Alkane metathesis is a class of chemical reaction in which an alkane is rearranged to give a longer or shorter alkane product. It is similar to olefin metathesis, except that olefin metathesis cleaves and recreates a carbon-carbon double bond, but alkane metathesis operates on a carbon-carbon single bond.

==Examples and catalysts==
Alkane metathesis is catalyzed by metal-containing compounds or complexes. One such class of catalyst systems, discovered and developed by the group of Jean-Marie Basset, comprises tantalum hydride supported on silica (SiO_{2})TaH at temperatures of 25°C to 200°C. These systems catalyze the conversion of ethane to give methane, propane and traces of butane. Cross metathesis can also take place, for example methane and propane can react to give two molecules of ethane. Ethane reacts with toluene to give ethylbenzene and xylene. The reaction involves metallocyclobutane intermediates just as in olefin metathesis.

Dual-catalyst systems have also been developed which are effective for the metathesis of higher alkanes. These systems are based on the tandem operation of two catalysts, one for transfer-dehydrogenation and one for olefin metathesis.

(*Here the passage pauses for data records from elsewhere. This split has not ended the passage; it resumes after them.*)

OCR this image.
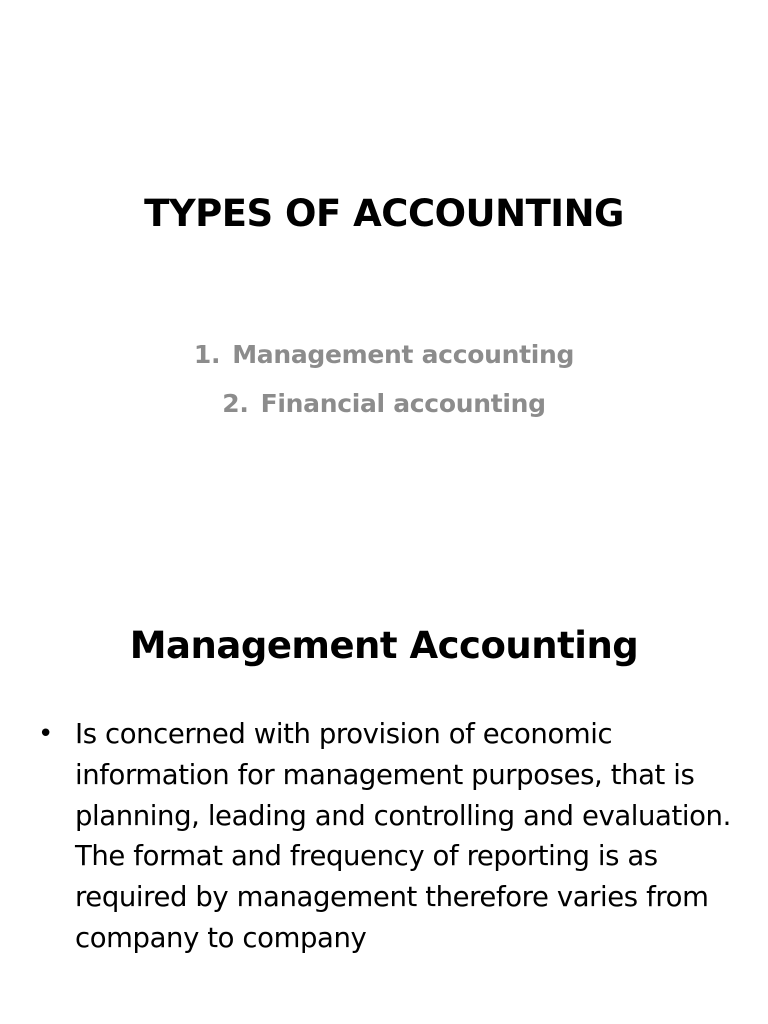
TYPES OF ACCOUNTING
1. Management accounting
2. Financial accounting
Management Accounting
• Is concerned with provision of economic information for management purposes, that is planning, leading and controlling and evaluation. The format and frequency of reporting is as required by management therefore varies from company to company
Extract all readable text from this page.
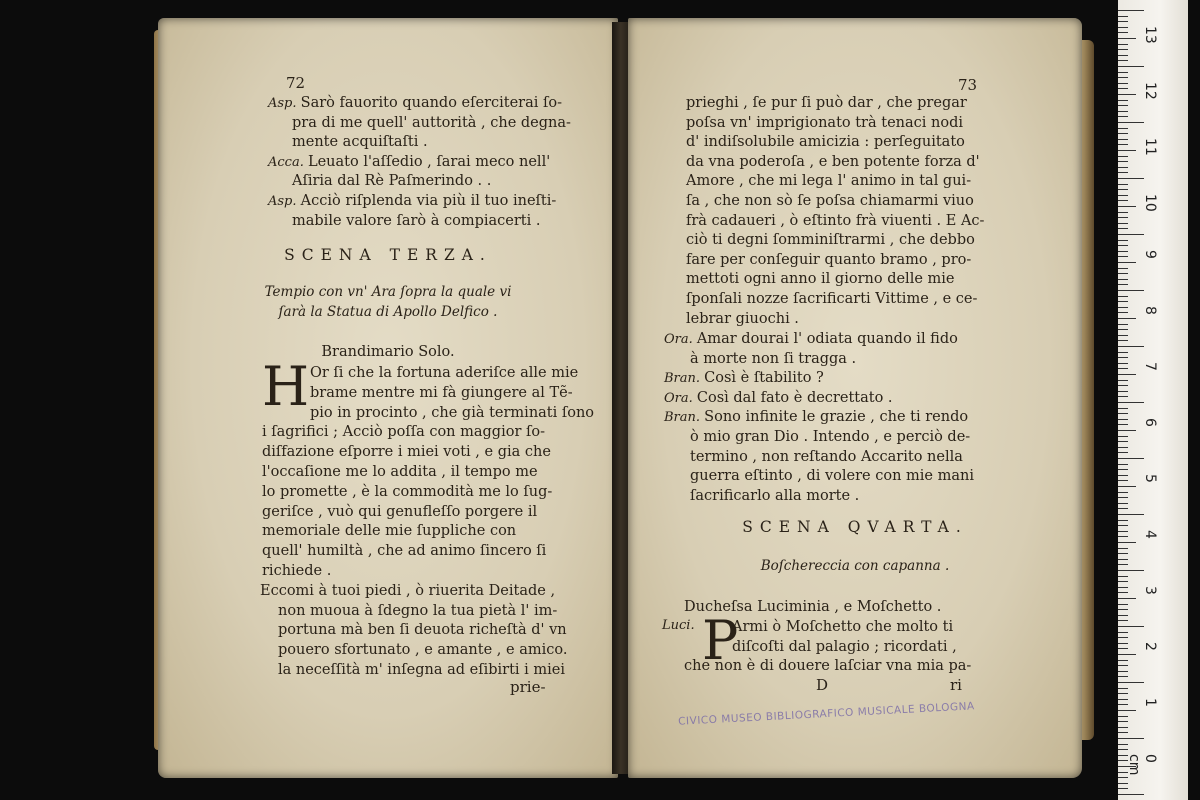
72
Asp. Sarò fauorito quando eſerciterai ſo-
pra di me quell' auttorità , che degna-
mente acquiſtaſti .
Acca. Leuato l'aſſedio , ſarai meco nell'
Aſiria dal Rè Paſmerindo . .
Asp. Acciò riſplenda via più il tuo ineſti-
mabile valore ſarò à compiacerti .
SCENA TERZA.
Tempio con vn' Ara ſopra la quale vi
ſarà la Statua di Apollo Delfico .
Brandimario Solo.
H Or ſi che la fortuna aderiſce alle mie
brame mentre mi fà giungere al Tẽ-
pio in procinto , che già terminati ſono
i ſagrifici ; Acciò poſſa con maggior ſo-
diſfazione eſporre i miei voti , e gia che
l'occaſione me lo addita , il tempo me
lo promette , è la commodità me lo ſug-
geriſce , vuò qui genufleſſo porgere il
memoriale delle mie ſuppliche con
quell' humiltà , che ad animo ſincero ſi
richiede .
Eccomi à tuoi piedi , ò riuerita Deitade ,
non muoua à ſdegno la tua pietà l' im-
portuna mà ben ſi deuota richeſtà d' vn
pouero sfortunato , e amante , e amico.
la neceſſità m' inſegna ad eſibirti i miei
prie-
73
prieghi , ſe pur ſi può dar , che pregar
poſsa vn' imprigionato trà tenaci nodi
d' indiſsolubile amicizia : perſeguitato
da vna poderoſa , e ben potente forza d'
Amore , che mi lega l' animo in tal gui-
ſa , che non sò ſe poſsa chiamarmi viuo
frà cadaueri , ò eſtinto frà viuenti . E Ac-
ciò ti degni ſomminiſtrarmi , che debbo
fare per conſeguir quanto bramo , pro-
mettoti ogni anno il giorno delle mie
ſponſali nozze ſacrificarti Vittime , e ce-
lebrar giuochi .
Ora. Amar dourai l' odiata quando il fido
à morte non ſi tragga .
Bran. Così è ſtabilito ?
Ora. Così dal fato è decrettato .
Bran. Sono infinite le grazie , che ti rendo
ò mio gran Dio . Intendo , e perciò de-
termino , non reſtando Accarito nella
guerra eſtinto , di volere con mie mani
ſacrificarlo alla morte .
SCENA QVARTA.
Boſchereccia con capanna .
Ducheſsa Luciminia , e Moſchetto .
Luci. P
Armi ò Moſchetto che molto ti
diſcoſti dal palagio ; ricordati ,
che non è di douere laſciar vna mia pa-
D	ri
CIVICO MUSEO BIBLIOGRAFICO MUSICALE BOLOGNA
13
12
11
10
9
8
7
6
5
4
3
2
1
0 cm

A heterogeneous system consisting of Pt on alumina mixed with W oxide on silica was reported by Burnett and Hughes. Systems based on pincer-iridium dehydrogenation catalysts and either "Schrock-type" Mo-based olefin metathesis catalysts have been reported by Brookhart and Goldman. Because the iridium-based catalysts show selectivity for the termini of n-alkanes, these systems have the unique ability to effect alkane metathesis with some selectivity for product molecular weight. Thus for example n-hexane can be converted to ethane and n-decane as the major products.

Numerous applications for alkane metathesis involving petrochemicals and fuels can be envisaged. For example, the conversion of n-hexane to n-decane and ethane has been proposed for the purpose of improving the overall yield of diesel grade n-alkane (C_{9}H_{20} to C_{19}H_{40}) from Fischer–Tropsch reactors, which convert syngas to a broad range of n-alkanes.

Scott, Goldman and Brookhart have reported the metathesis of cycloalkanes with the pincer-Ir/Mo system. Cyclooctane (cyclo-C_{8}H_{16}), for example is converted to a mixture of cyclohexadecane (cyclo-C_{16}H_{32}) and higher rings as well as polymers.